Activity- and target-dependent regulation of large-conductance Ca2+-activated K+ channels in developing chick lumbar motoneurons

The functional expression of large-conductance (BK-type) Ca2+-activated K+ (K-Ca) channels was examined in developing chick lumbar motoneurons (LMNs) between embryonic day 6 (E6) and E13 using patch-clamp recording techniques. The macroscopic K-Ca current of E13 LMNs is inhibited by iberiotoxin and resistant to apamin. The average macroscopic KCa density was low before E8 and increased 3.3-fold by E11, with an additional 1.8-fold increase occurring by E13. BK-type K-Ca channels could not be detected in inside-out patches from E8 LMNs but were readily detected at E11. The density of voltage-activated Ca2+ currents did not change between E8 and E11. Surgical ablation of target tissues at E5 caused a significant reduction in average K-Ca density in LMNs measured at E11. Conversely, chronic in ovo administration of D-tubocurarine, which causes an increase in motoneuron branching on the surface of the muscle target tissue, evoked a 1.8-fold increase in average LMN K-Ca density measured at E11. Electrical activity also contributed to developmental regulation of LMN K-Ca density.
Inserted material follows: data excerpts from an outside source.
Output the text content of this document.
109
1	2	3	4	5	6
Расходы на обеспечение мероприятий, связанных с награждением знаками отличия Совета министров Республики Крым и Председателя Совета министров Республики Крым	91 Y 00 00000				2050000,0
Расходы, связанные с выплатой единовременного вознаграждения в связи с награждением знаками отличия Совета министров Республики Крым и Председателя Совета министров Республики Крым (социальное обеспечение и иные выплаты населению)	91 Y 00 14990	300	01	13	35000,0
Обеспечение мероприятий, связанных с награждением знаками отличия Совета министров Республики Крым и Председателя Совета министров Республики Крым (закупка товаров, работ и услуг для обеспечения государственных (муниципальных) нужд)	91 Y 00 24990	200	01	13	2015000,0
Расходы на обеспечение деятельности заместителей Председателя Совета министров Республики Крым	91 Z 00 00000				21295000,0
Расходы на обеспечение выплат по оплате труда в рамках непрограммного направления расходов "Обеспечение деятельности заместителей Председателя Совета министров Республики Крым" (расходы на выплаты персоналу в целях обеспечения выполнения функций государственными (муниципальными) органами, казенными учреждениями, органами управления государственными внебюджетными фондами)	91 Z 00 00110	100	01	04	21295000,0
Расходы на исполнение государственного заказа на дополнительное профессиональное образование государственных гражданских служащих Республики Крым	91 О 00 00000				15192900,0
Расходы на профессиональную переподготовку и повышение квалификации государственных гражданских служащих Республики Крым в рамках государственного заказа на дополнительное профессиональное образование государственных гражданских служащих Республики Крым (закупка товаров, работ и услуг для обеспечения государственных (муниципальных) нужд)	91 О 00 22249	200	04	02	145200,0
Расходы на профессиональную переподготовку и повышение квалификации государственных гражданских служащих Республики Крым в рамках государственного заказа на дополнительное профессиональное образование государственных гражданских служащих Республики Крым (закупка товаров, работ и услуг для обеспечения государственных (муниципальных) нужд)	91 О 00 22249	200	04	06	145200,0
A significant reduction in E11 K-Ca density was found after chronic in ovo treatment with the neuronal nicotinic antagonist mecamylamine or the GABA receptor agonist muscimol, agents that reduce activation of LMNs in ovo. Moreover, 3 d exposure to depolarizing concentrations of external K+ to LMNs cultured at E8 caused an increase in K-Ca expression. Conversely, tetrodotoxin caused a decrease in K-Ca expression in cultured E8 LMNs developing for 3 d in the presence of neurotrophic factors that promote neuronal survival in the absence of target tissues.